We now consider the problem of a scalar quantity transported in a known velocity field $\b{u}$. The velocity field is given by \[\b{u} = (u_x,u_y) = (x, -y),\] which represents the flow near a stagnation point $(x,y) = (0,0)$. The streamlines $xy=\mathrm{const.}$ and change direction with respect to the Cartesian grid. The convection-diffusion equation (also known as the scalar transport equation) to be solved is \[\alpha \b{\nabla}^2 \phi - \b{u}\cdot \b{\nabla}\phi = 0\] with the following boundary conditions:
- $\phi = 0$ along the north (inlet) boundary;
- linear variation $\phi = (1 - y)$ along the west boundary ($x = 0$);
- symmetry condition on the south boundary;
- zero gradient at the east (outlet) boundary.

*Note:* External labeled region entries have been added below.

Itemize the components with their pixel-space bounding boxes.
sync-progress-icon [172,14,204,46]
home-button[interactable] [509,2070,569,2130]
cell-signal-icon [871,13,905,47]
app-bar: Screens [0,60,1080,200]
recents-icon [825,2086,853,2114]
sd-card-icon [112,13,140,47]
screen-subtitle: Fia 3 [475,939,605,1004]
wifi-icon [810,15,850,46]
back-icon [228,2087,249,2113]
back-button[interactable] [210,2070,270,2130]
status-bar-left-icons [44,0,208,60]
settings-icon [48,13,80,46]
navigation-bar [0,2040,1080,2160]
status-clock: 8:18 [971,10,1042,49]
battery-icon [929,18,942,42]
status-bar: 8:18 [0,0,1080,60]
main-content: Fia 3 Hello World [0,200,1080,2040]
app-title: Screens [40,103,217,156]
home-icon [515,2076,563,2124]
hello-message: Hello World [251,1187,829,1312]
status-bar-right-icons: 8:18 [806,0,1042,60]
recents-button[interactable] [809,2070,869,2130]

The parameter $\alpha$ is the diffusivity for the scalar quantity $\phi$. The problem and boundary conditions are schematically represented in the Figure 10. The solutions obtained by Ferziger and Perić are shown in Figure 11.
The meshless solution is obtained on regular point arrangements of sizes 100 × 100 and 300 × 300, for the 2 cases of diffusivity $\alpha = 0.01$ and $\alpha = 0.001$, respectively. For comparison we have plotted the contour lines at the same intervals as the original authors of this example (see Figure 12). The basis functions are the 5 monomials $1$, $x$, $y$, $x^2$, $y^2$.